KALPEN PAREKH, managing director and chief executive officer at DSP Mutual Fund, discusses with senior editor Larissa Fernand, on what makes his value fund stand out.
There is a lot of misconception when it comes to value investing, with investors conflating cheap with value. How do you view value?
Invest in what is good. And if what is good is also reasonably priced, or cheap, still better. The quality of business is extremely important and must be viewed before the price is considered. Price must be the second filter, the first being quality.
Good investing or sensible investing is a) good business b) good price and c) good time horizon. All these three together make a good case for long-term compounding.
How does the DSP Value Fund stand out in the value space?
The portfolio construction starts with Charlie Munger’s principle: All I want to know is where I’m going to die so I’ll never go there.
Our benchmark for Indian stocks is the Nifty 500. Historically, the companies that failed to beat the benchmark were those with low intrinsic RoE, poor profitability, volatile profit growth rates, poor quality of management and governance, forensic accounts are questionable, and so on and so forth. The starting point is avoidance on a number of such parameters.
This will entail parameters such as higher RoEs, free cash flows, and dividend yields.

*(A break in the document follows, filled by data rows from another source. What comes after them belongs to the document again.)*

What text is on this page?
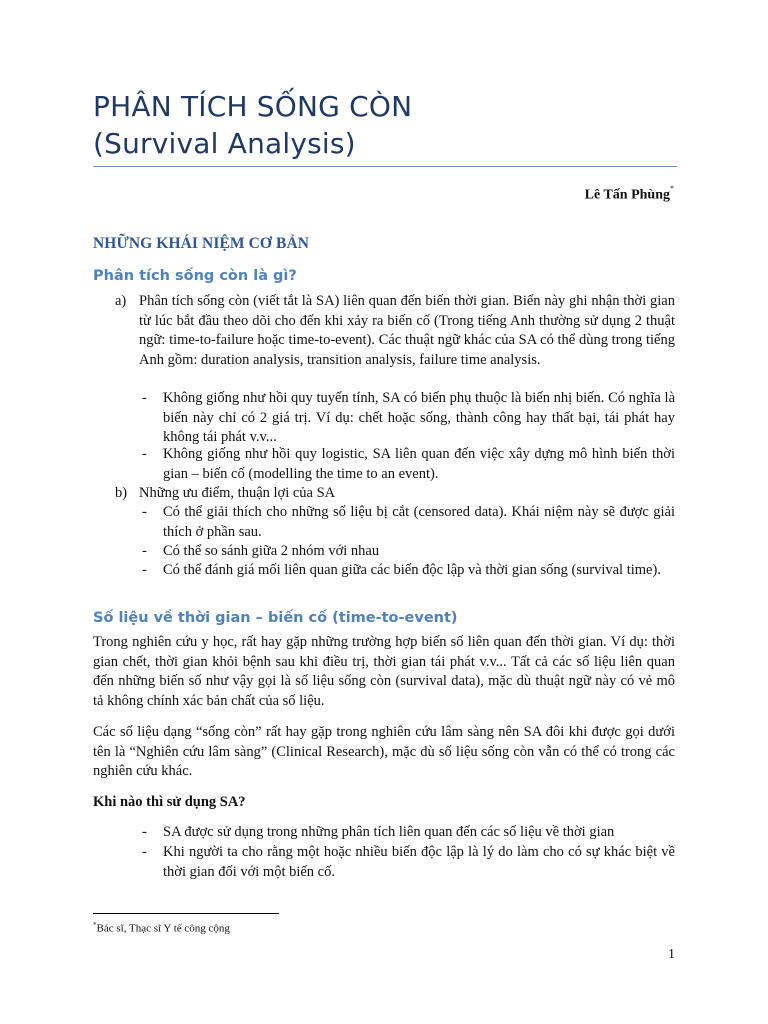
PHÂN TÍCH SỐNG CÒN
(Survival Analysis)
Lê Tấn Phùng*
NHỮNG KHÁI NIỆM CƠ BẢN
Phân tích sống còn là gì?
a) Phân tích sống còn (viết tắt là SA) liên quan đến biến thời gian. Biến này ghi nhận thời gian từ lúc bắt đầu theo dõi cho đến khi xảy ra biến cố (Trong tiếng Anh thường sử dụng 2 thuật ngữ: time-to-failure hoặc time-to-event). Các thuật ngữ khác của SA có thể dùng trong tiếng Anh gồm: duration analysis, transition analysis, failure time analysis.
- Không giống như hồi quy tuyến tính, SA có biến phụ thuộc là biến nhị biến. Có nghĩa là biến này chỉ có 2 giá trị. Ví dụ: chết hoặc sống, thành công hay thất bại, tái phát hay không tái phát v.v...
- Không giống như hồi quy logistic, SA liên quan đến việc xây dựng mô hình biến thời gian – biến cố (modelling the time to an event).
b) Những ưu điểm, thuận lợi của SA
- Có thể giải thích cho những số liệu bị cắt (censored data). Khái niệm này sẽ được giải thích ở phần sau.
- Có thể so sánh giữa 2 nhóm với nhau
- Có thể đánh giá mối liên quan giữa các biến độc lập và thời gian sống (survival time).
Số liệu về thời gian – biến cố (time-to-event)
Trong nghiên cứu y học, rất hay gặp những trường hợp biến số liên quan đến thời gian. Ví dụ: thời gian chết, thời gian khỏi bệnh sau khi điều trị, thời gian tái phát v.v... Tất cả các số liệu liên quan đến những biến số như vậy gọi là số liệu sống còn (survival data), mặc dù thuật ngữ này có vẻ mô tả không chính xác bản chất của số liệu.
Các số liệu dạng “sống còn” rất hay gặp trong nghiên cứu lâm sàng nên SA đôi khi được gọi dưới tên là “Nghiên cứu lâm sàng” (Clinical Research), mặc dù số liệu sống còn vẫn có thể có trong các nghiên cứu khác.
Khi nào thì sử dụng SA?
- SA được sử dụng trong những phân tích liên quan đến các số liệu về thời gian
- Khi người ta cho rằng một hoặc nhiều biến độc lập là lý do làm cho có sự khác biệt về thời gian đối với một biến cố.
*Bác sĩ, Thạc sĩ Y tế công cộng
1
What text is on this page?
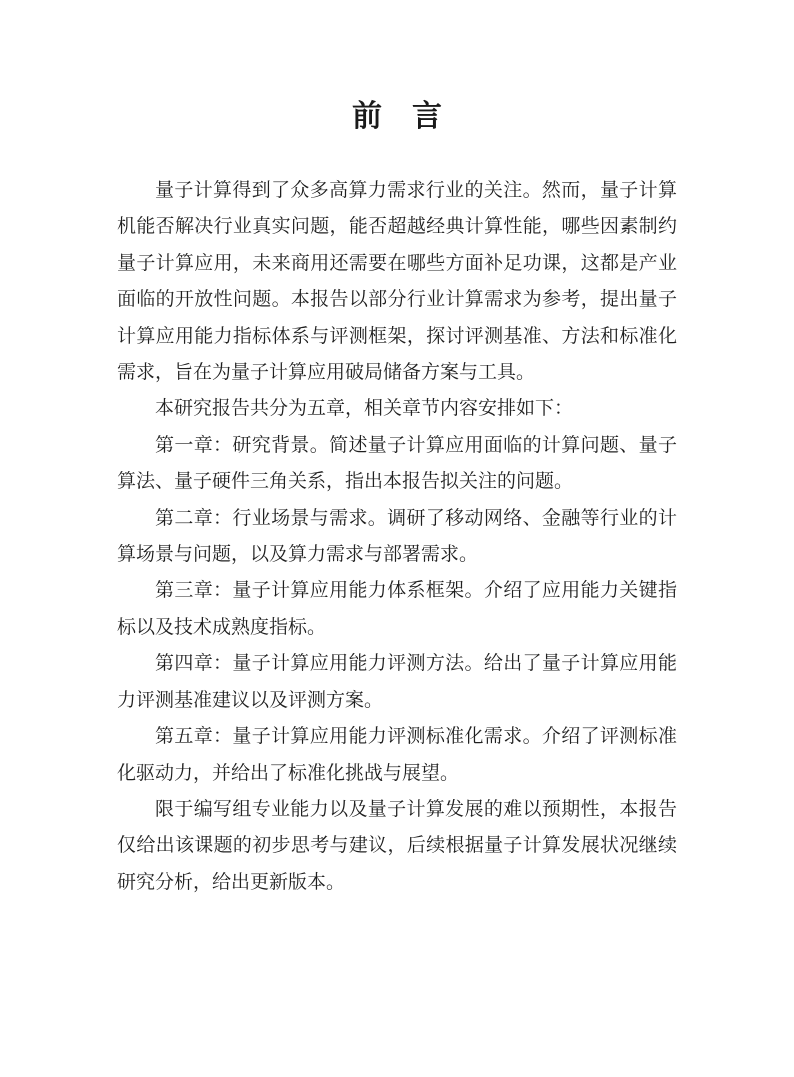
前　言

量子计算得到了众多高算力需求行业的关注。然而，量子计算机能否解决行业真实问题，能否超越经典计算性能，哪些因素制约量子计算应用，未来商用还需要在哪些方面补足功课，这都是产业面临的开放性问题。本报告以部分行业计算需求为参考，提出量子计算应用能力指标体系与评测框架，探讨评测基准、方法和标准化需求，旨在为量子计算应用破局储备方案与工具。

本研究报告共分为五章，相关章节内容安排如下：

第一章：研究背景。简述量子计算应用面临的计算问题、量子算法、量子硬件三角关系，指出本报告拟关注的问题。

第二章：行业场景与需求。调研了移动网络、金融等行业的计算场景与问题，以及算力需求与部署需求。

第三章：量子计算应用能力体系框架。介绍了应用能力关键指标以及技术成熟度指标。

第四章：量子计算应用能力评测方法。给出了量子计算应用能力评测基准建议以及评测方案。

第五章：量子计算应用能力评测标准化需求。介绍了评测标准化驱动力，并给出了标准化挑战与展望。

限于编写组专业能力以及量子计算发展的难以预期性，本报告仅给出该课题的初步思考与建议，后续根据量子计算发展状况继续研究分析，给出更新版本。
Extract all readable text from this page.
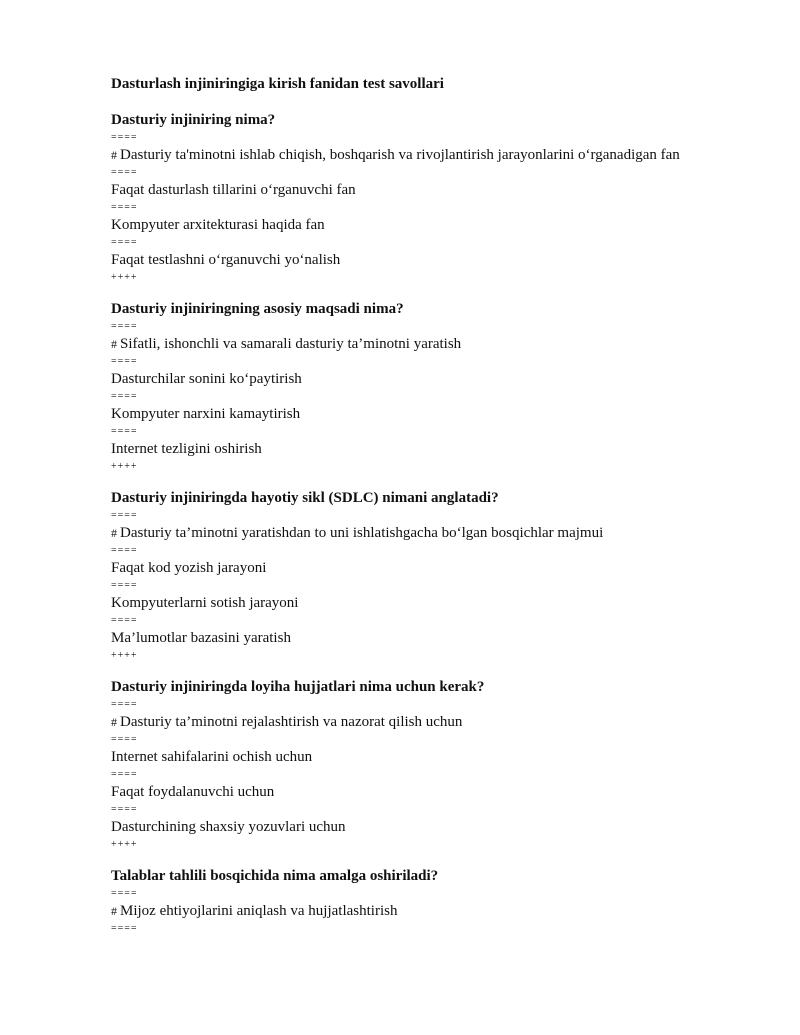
Dasturlash injiniringiga kirish fanidan test savollari
Dasturiy injiniring nima?
====
# Dasturiy ta'minotni ishlab chiqish, boshqarish va rivojlantirish jarayonlarini o‘rganadigan fan
====
Faqat dasturlash tillarini o‘rganuvchi fan
====
Kompyuter arxitekturasi haqida fan
====
Faqat testlashni o‘rganuvchi yo‘nalish
++++
Dasturiy injiniringning asosiy maqsadi nima?
====
# Sifatli, ishonchli va samarali dasturiy ta’minotni yaratish
====
Dasturchilar sonini ko‘paytirish
====
Kompyuter narxini kamaytirish
====
Internet tezligini oshirish
++++
Dasturiy injiniringda hayotiy sikl (SDLC) nimani anglatadi?
====
# Dasturiy ta’minotni yaratishdan to uni ishlatishgacha bo‘lgan bosqichlar majmui
====
Faqat kod yozish jarayoni
====
Kompyuterlarni sotish jarayoni
====
Ma’lumotlar bazasini yaratish
++++
Dasturiy injiniringda loyiha hujjatlari nima uchun kerak?
====
# Dasturiy ta’minotni rejalashtirish va nazorat qilish uchun
====
Internet sahifalarini ochish uchun
====
Faqat foydalanuvchi uchun
====
Dasturchining shaxsiy yozuvlari uchun
++++
Talablar tahlili bosqichida nima amalga oshiriladi?
====
# Mijoz ehtiyojlarini aniqlash va hujjatlashtirish
====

The selected quality companies are put through a valuation model that takes into account the profitability and sector each company belongs to determine a reasonable valuation range. This approach ensures that quality-value companies are not penalized based on optically higher valuation multiples.
The Value Fund also does not invest in any lenders which are 30%-35% of most benchmarks as well as funds. We replace this with International funds making it the fund a uniquely complementary proposition as most Indian investors are over-exposed to financials and under-invested globally. This also helps the fund achieve a drastically lower risk profile without giving up potential upside.
So this is basically a rules-based fund.
Yes. This is a rules-based fund where human intervention is limited.
It is 95% algorithm based. Once the portfolio universe is identified based on the above parameters, then it comes to the investment committee, where the final selection is made. Judgements could be made on various factors such as past capital allocation, to give an example.
The DSP Value Fund has a global allocation to 5 stocks that are asset managers. Is that part of the investment mandate – that you will only invest in such stocks? How is it possible that you find no value in any other sector?
The Indian allocation is to stocks.
The global allocation is mixed. Our largest exposure is to Berkshire Hathaway. This really encapsulates the essence of value investing over the decades. A sensible investing style. A long-term track record. At times, contrarian bets.
The other four are feeder funds that are practitioners of value investing: Veritas Global Focus, Harding Loevner Global Equity, Heptagon WCM Global Equity, Lindsell Train Global Equity.
These are global boutique portfolio managers who respect value investing and share a similar thought process as we do for our India portfolio. When all these five are blended together – their individual styles and nuances complement each other in the portfolio. Even their geographical preferences differ.
Lindsell Train Global Equity is more focused on consumer companies in Europe and has gaming companies in Japan. Harding Loevner Global Equity looks at the culture of a company as the dominant determining factor apart from all the quantitative and qualitative factors and valuation. The portfolio is tech focused but looks at culture and cash flows. Veritas Global Focus have an investing threshold; they must be convinced that the company in the next 5 years has the potential to earn 6-9% excess over OECD inflation in dollar terms. This is “real return investing”, real rates of return over inflation. A very strong absolute return mindset.
These are five curated money managers with a demonstrated track record that spans decades, and brings a diversification not available in India.
The DSP Value Fund permits the fund manager to hold cash when suitable investments can’t be found. How much of cash are you willing to hold?
There are no cash calls as far as the global allocation of 35% goes. The cash calls are only with regards to the India-focused portfolio of 65%. Today, we have around 35 companies. Let’s say the market runs up without commensurate earnings growth, and valuations run up, maybe only 20 companies will qualify when run through the filters. Then cash would increase in such a situation. When we back-tested this, the maximum cash exposure stood at 22% in past peak valuation cycles.
That seems high. How much is the cash allocation now?
Right now, it is at about 8% in cash. This is not just another fund fully loaded with equity, irrespective, having a high beta in line with the market. This is meant for conservative, long-term investors, who are not comfortable with high volatility. Not only does the international allocation act as a sort of buffer against the Indian stock market, but so does the cash allocation.
When we launched the fund, we were cognizant of the fact that it is not a cheap environment or even fairly valued. Hence, we are happy to be a bit conservative in this fund.